AIMS: Cardiac troponin plays an essential role in the management of non-ST segment elevation acute coronary syndrome (NSTE-ACS). However, it is not clear whether troponin concentrations provide guidance regarding the initiation of prognostically beneficial cardiovascular medications [i.e. betablockers, renin-angiotensin-aldosterone system (RAAS) inhibitors, and statins] in NSTE-ACS. METHODS AND RESULTS: Registry-based study investigating three NSTE-ACS cohorts (n = 43 075, 40 162, and 46 698) with elevated high-sensitivity cardiac troponin concentrations >14 ng/L. Cox proportional regression models with the addition of interaction terms were used to analyse the interrelations of high-sensitivity cardiac troponin T (hs-cTnT) concentrations, new initiated medications with the respective three drug classes, and long-term risk of all-cause mortality and major adverse events (MAE). Betablockers were associated with risk reductions of 8 and 5% regarding all-cause mortality and MAE, respectively.

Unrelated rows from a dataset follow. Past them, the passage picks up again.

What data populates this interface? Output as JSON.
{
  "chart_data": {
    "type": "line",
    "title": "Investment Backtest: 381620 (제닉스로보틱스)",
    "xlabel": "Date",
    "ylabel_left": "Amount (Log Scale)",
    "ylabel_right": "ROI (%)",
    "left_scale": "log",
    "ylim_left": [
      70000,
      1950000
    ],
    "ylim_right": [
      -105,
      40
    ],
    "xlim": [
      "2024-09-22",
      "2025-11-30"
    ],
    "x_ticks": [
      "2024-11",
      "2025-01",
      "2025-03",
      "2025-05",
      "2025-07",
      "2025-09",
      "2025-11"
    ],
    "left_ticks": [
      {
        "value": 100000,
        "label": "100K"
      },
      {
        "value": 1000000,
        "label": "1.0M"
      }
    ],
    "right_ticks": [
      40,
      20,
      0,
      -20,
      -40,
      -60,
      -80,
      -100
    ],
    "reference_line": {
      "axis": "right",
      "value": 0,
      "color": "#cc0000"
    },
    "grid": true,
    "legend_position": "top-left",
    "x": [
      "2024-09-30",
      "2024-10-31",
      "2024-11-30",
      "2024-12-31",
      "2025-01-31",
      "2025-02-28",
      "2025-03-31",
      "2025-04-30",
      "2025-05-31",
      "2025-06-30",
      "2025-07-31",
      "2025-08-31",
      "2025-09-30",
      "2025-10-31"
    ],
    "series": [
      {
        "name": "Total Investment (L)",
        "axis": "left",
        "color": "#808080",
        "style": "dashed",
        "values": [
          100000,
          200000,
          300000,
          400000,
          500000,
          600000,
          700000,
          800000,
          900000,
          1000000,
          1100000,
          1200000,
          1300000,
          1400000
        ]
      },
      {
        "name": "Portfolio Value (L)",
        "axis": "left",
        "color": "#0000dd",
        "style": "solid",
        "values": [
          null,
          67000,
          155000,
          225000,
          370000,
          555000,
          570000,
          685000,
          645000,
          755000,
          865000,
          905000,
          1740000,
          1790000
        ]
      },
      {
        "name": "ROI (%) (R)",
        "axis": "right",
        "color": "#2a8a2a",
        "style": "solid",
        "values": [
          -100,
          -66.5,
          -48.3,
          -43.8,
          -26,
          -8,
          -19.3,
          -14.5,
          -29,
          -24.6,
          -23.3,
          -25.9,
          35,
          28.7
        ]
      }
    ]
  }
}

There was no evidence of an interaction with hs-cTnT concentrations. RAAS inhibitors were associated with 13 and 8% risk reductions, respectively, with a weak interaction between hs-cTnT and MAE (Pinteraction = 0.016). However, no increasing prognostic benefit was noted at hs-cTnT concentrations >100 ng/L. Statins were associated with 38 and 32% risk reductions, respectively, with prognostic benefit across the entire range of hs-cTnT concentrations, and with a weak interaction regarding MAE (Pinteraction = 0.011). CONCLUSION: Cardiovascular medications provide different prognostic benefit in patients with NSTE-ACS with elevated hs-cTnT, and there was some evidence of greater treatment effects regarding MAE along with higher hs-cTnT concentrations. However, hs-cTnT appears only to have limited value overall for customizing such treatments.